Question

$22320$ cal of heat is supplied to $100g$ of ice at $0^{\circ }C$. If the latent heat of fusion of ice is $80cal{g}^{-1}$ and latent heat of vaporization of water is $540cal{g}^{-1}$, the final amount of water thus obtained and its temperature respectively are

• A. $8g,{100}^{\circ }C$
• B. $100g,{90}^{\circ }C$
• C. $92g,{100}^{\circ }C$
• D. $82g,{100}^{\circ }C$

Answer 1

The correct option is C $92g,{100}^{\circ }C$

Let, $L_f=$ Latent Heat of fusion,

$L_v=$ Latent Heat of Vaporization,

$s=$ specific heat, and

$d\theta =$ change in Temperature

To melt $100g$ ice at $273K$, heat required $=m{L}_f=8000cal$

To convert 100g water at 273K to 100g water at 373K:

Heat required $=msd\theta =100\times 1\times 100=10000cal$

To convert 100g water at 373K to steam at 373K, heat required = $m{L}_v=54000cal$

Thus, total heat required to convert 100g ice at 273K to 100g water at 373K is $8000+10000=18000cal$

But to convert the same quantity of ice to steam at 373K, heat required will be $72000cal$

The heat supplied is $22320cal$, therefore, all of ice is not converted to steam.
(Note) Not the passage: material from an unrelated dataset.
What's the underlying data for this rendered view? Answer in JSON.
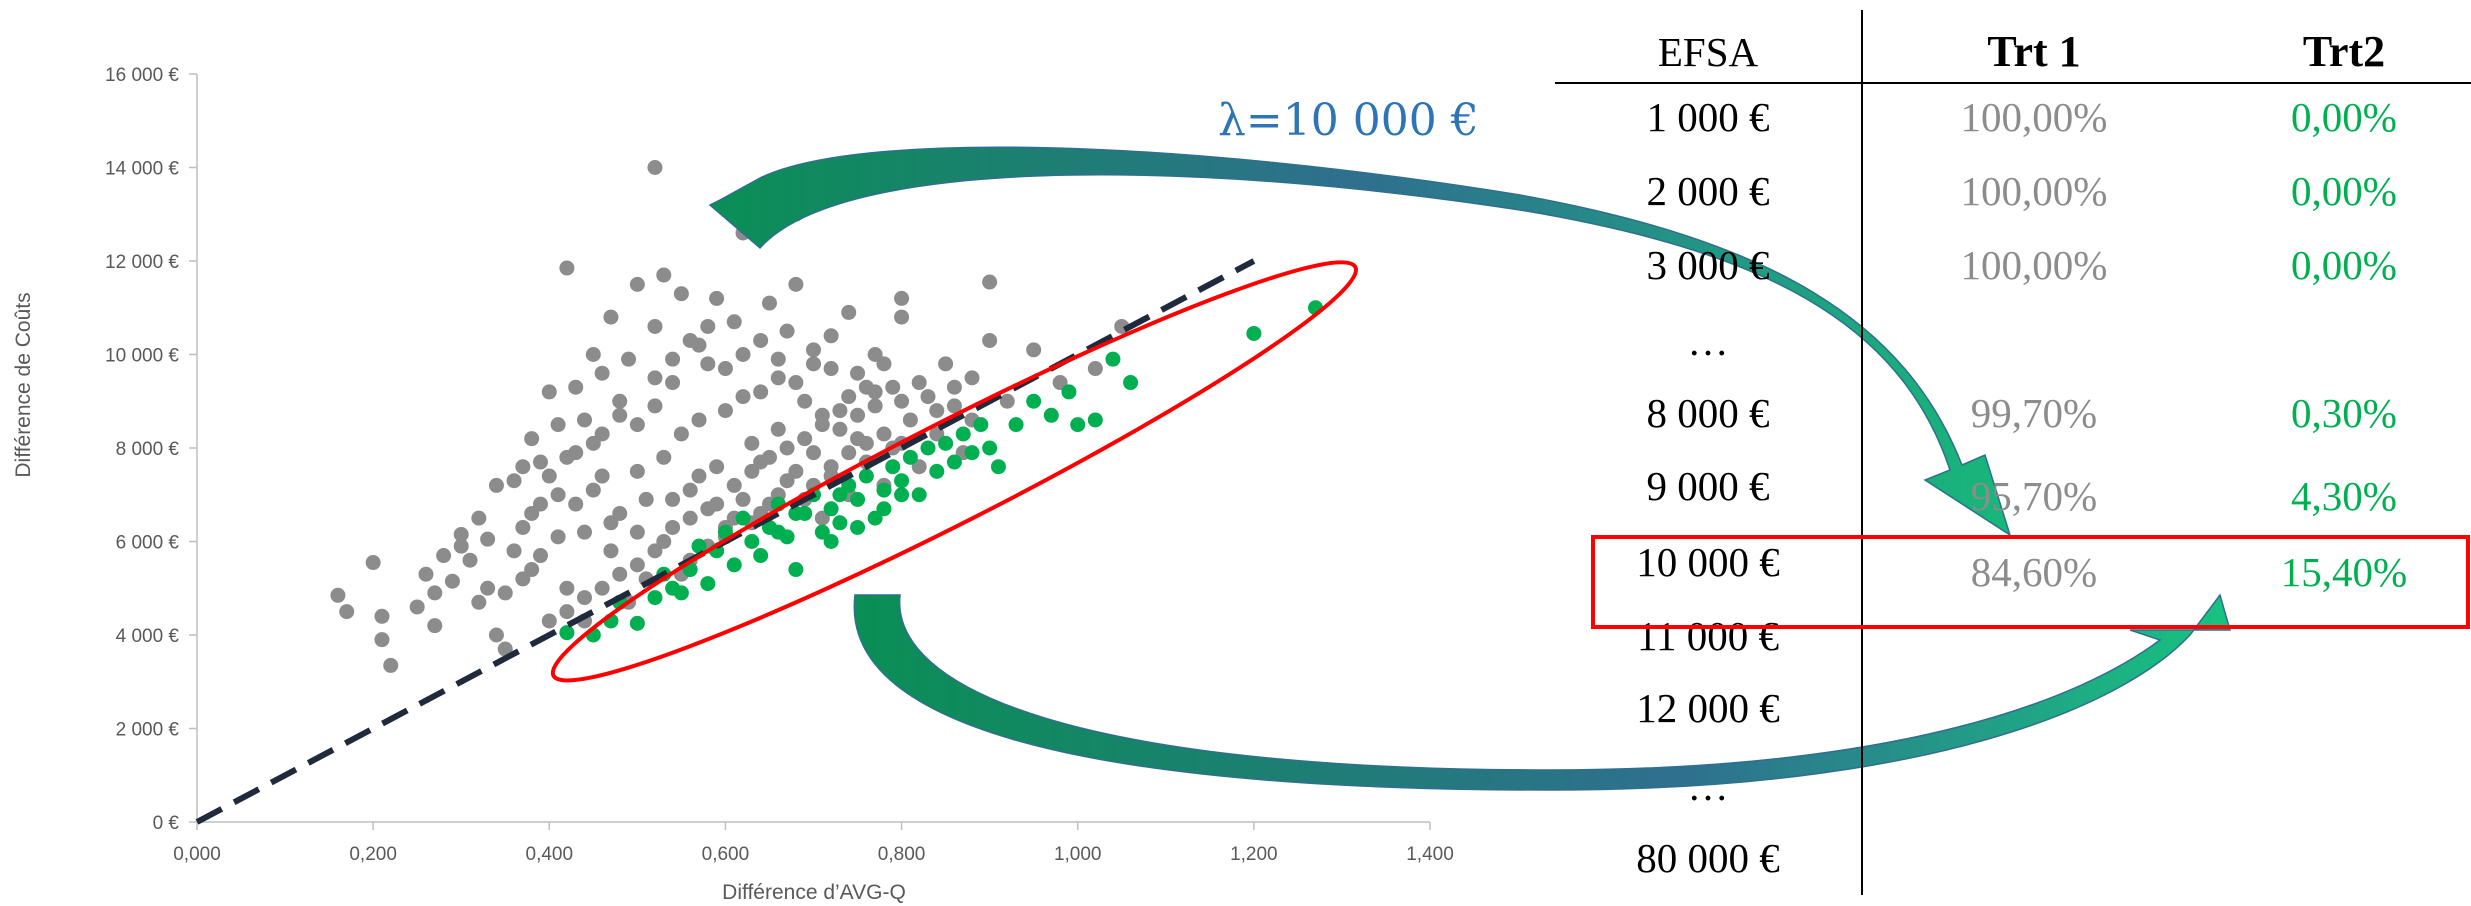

But all of it is necessarily converted to water at 373K first and then some of this water is converted to steam. The additional heat available after all ice has become water at 373K is $22320-18000=4320cal$.

Thus if $M$ grams of water is converted to steam then, $M{L}_v=4320\Rightarrow M=\frac{4320}{540}=8g$.

So, the final mixture is $92g$ water and $8g$ steam in equilibrium at $373K$.